Proses Bali dimulai pada Konferensi Tingkat Menteri Daerah 2002 tentang Penyelundupan Orang, Perdagangan Orang dan Kejahatan Transnasional Terkait yang diadakan di Bali, Indonesia. Ini bertujuan untuk menangani masalah-masalah praktis yang berkaitan dengan penyelundupan, perdagangan manusia, dan kejahatan lintas negara terkait.
Pada saat 'krisis kapal' di Teluk Benggala dan Laut Andaman, lima tahun lalu, yang menyebabkan ribuan pengungsi dan migran tertekan di laut dan tidak mendapatkan perawatan dan dukungan yang menyelamatkan nyawa, Bali Process menyatakan respons yang andal dan kolektif terhadap tantangan regional.
"Setelah menciptakan mekanisme untuk mengumpulkan pemerintah dari seluruh kawasan untuk tujuan ini secara tepat, komitmen tersebut tetap tidak terpenuhi," kata Ratwatte.
Menurut dia, tanggapan yang komprehensif dan adil tentu membutuhkan upaya berbagi tanggung jawab dan upaya konkret di seluruh Asia Tenggara, sehingga mereka yang mengizinkan turun dan membawa mereka yang dalam kesulitan ke darat tidak membawa beban yang tidak proporsional.

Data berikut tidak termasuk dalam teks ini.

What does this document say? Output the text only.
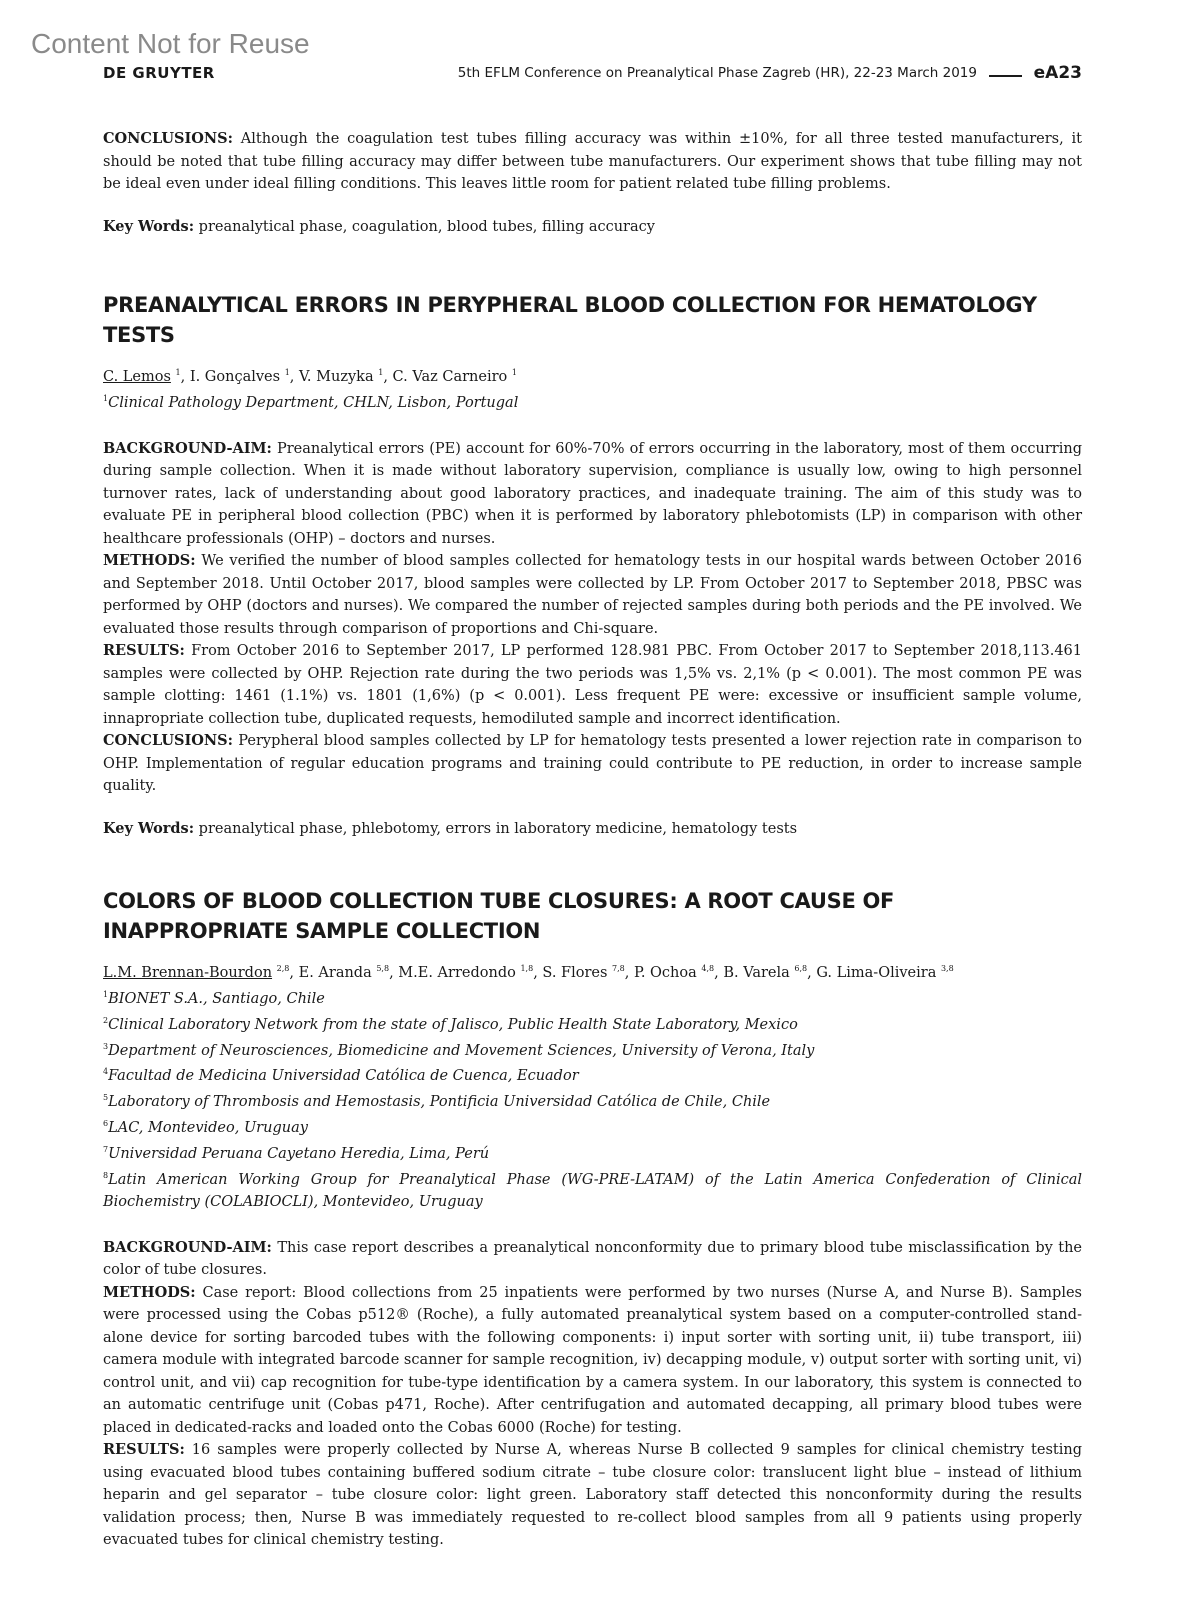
Content Not for Reuse
DE GRUYTER	5th EFLM Conference on Preanalytical Phase Zagreb (HR), 22-23 March 2019	eA23

CONCLUSIONS: Although the coagulation test tubes filling accuracy was within ±10%, for all three tested manufacturers, it should be noted that tube filling accuracy may differ between tube manufacturers. Our experiment shows that tube filling may not be ideal even under ideal filling conditions. This leaves little room for patient related tube filling problems.

Key Words: preanalytical phase, coagulation, blood tubes, filling accuracy

PREANALYTICAL ERRORS IN PERYPHERAL BLOOD COLLECTION FOR HEMATOLOGY TESTS
C. Lemos $^1$, I. Gonçalves $^1$, V. Muzyka $^1$, C. Vaz Carneiro $^1$

$^1$Clinical Pathology Department, CHLN, Lisbon, Portugal

BACKGROUND-AIM: Preanalytical errors (PE) account for 60%-70% of errors occurring in the laboratory, most of them occurring during sample collection. When it is made without laboratory supervision, compliance is usually low, owing to high personnel turnover rates, lack of understanding about good laboratory practices, and inadequate training. The aim of this study was to evaluate PE in peripheral blood collection (PBC) when it is performed by laboratory phlebotomists (LP) in comparison with other healthcare professionals (OHP) – doctors and nurses.

METHODS: We verified the number of blood samples collected for hematology tests in our hospital wards between October 2016 and September 2018. Until October 2017, blood samples were collected by LP. From October 2017 to September 2018, PBSC was performed by OHP (doctors and nurses). We compared the number of rejected samples during both periods and the PE involved. We evaluated those results through comparison of proportions and Chi-square.

RESULTS: From October 2016 to September 2017, LP performed 128.981 PBC. From October 2017 to September 2018,113.461 samples were collected by OHP. Rejection rate during the two periods was 1,5% vs. 2,1% (p < 0.001). The most common PE was sample clotting: 1461 (1.1%) vs. 1801 (1,6%) (p < 0.001). Less frequent PE were: excessive or insufficient sample volume, innapropriate collection tube, duplicated requests, hemodiluted sample and incorrect identification.

CONCLUSIONS: Perypheral blood samples collected by LP for hematology tests presented a lower rejection rate in comparison to OHP. Implementation of regular education programs and training could contribute to PE reduction, in order to increase sample quality.

Key Words: preanalytical phase, phlebotomy, errors in laboratory medicine, hematology tests

COLORS OF BLOOD COLLECTION TUBE CLOSURES: A ROOT CAUSE OF INAPPROPRIATE SAMPLE COLLECTION
L.M. Brennan-Bourdon $^{2,8}$, E. Aranda $^{5,8}$, M.E. Arredondo $^{1,8}$, S. Flores $^{7,8}$, P. Ochoa $^{4,8}$, B. Varela $^{6,8}$, G. Lima-Oliveira $^{3,8}$

$^1$BIONET S.A., Santiago, Chile

$^2$Clinical Laboratory Network from the state of Jalisco, Public Health State Laboratory, Mexico

$^3$Department of Neurosciences, Biomedicine and Movement Sciences, University of Verona, Italy

$^4$Facultad de Medicina Universidad Católica de Cuenca, Ecuador

$^5$Laboratory of Thrombosis and Hemostasis, Pontificia Universidad Católica de Chile, Chile

$^6$LAC, Montevideo, Uruguay

$^7$Universidad Peruana Cayetano Heredia, Lima, Perú

$^8$Latin American Working Group for Preanalytical Phase (WG-PRE-LATAM) of the Latin America Confederation of Clinical Biochemistry (COLABIOCLI), Montevideo, Uruguay

BACKGROUND-AIM: This case report describes a preanalytical nonconformity due to primary blood tube misclassification by the color of tube closures.

METHODS: Case report: Blood collections from 25 inpatients were performed by two nurses (Nurse A, and Nurse B). Samples were processed using the Cobas p512® (Roche), a fully automated preanalytical system based on a computer-controlled stand-alone device for sorting barcoded tubes with the following components: i) input sorter with sorting unit, ii) tube transport, iii) camera module with integrated barcode scanner for sample recognition, iv) decapping module, v) output sorter with sorting unit, vi) control unit, and vii) cap recognition for tube-type identification by a camera system. In our laboratory, this system is connected to an automatic centrifuge unit (Cobas p471, Roche). After centrifugation and automated decapping, all primary blood tubes were placed in dedicated-racks and loaded onto the Cobas 6000 (Roche) for testing.

RESULTS: 16 samples were properly collected by Nurse A, whereas Nurse B collected 9 samples for clinical chemistry testing using evacuated blood tubes containing buffered sodium citrate – tube closure color: translucent light blue – instead of lithium heparin and gel separator – tube closure color: light green. Laboratory staff detected this nonconformity during the results validation process; then, Nurse B was immediately requested to re-collect blood samples from all 9 patients using properly evacuated tubes for clinical chemistry testing.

Krisis pengungsi Rohingya yang kompleks meletus pada Agustus 2017, menyusul serangan terhadap pos polisi terpencil di Myanmar utara oleh kelompok bersenjata yang diduga anggota komunitas tersebut. Ini diikuti serangan balik sistematis terhadap minoritas, terutama Muslim, Rohingya, yang menurut kelompok hak asasi manusia, termasuk pejabat senior PBB, dianggap sebagai pembersihan etnis.
Dalam pekan-pekan berikutnya, lebih dari 700 ribu orang Rohingya, sebagian besar dari mereka anak-anak, wanita dan orang tua meninggalkan rumah mereka demi keselamatan di Bangladesh, dengan pakaian di punggung mereka. Sebelum eksodus massal, lebih dari 200 ribu pengungsi Rohingya berlindung di Bangladesh.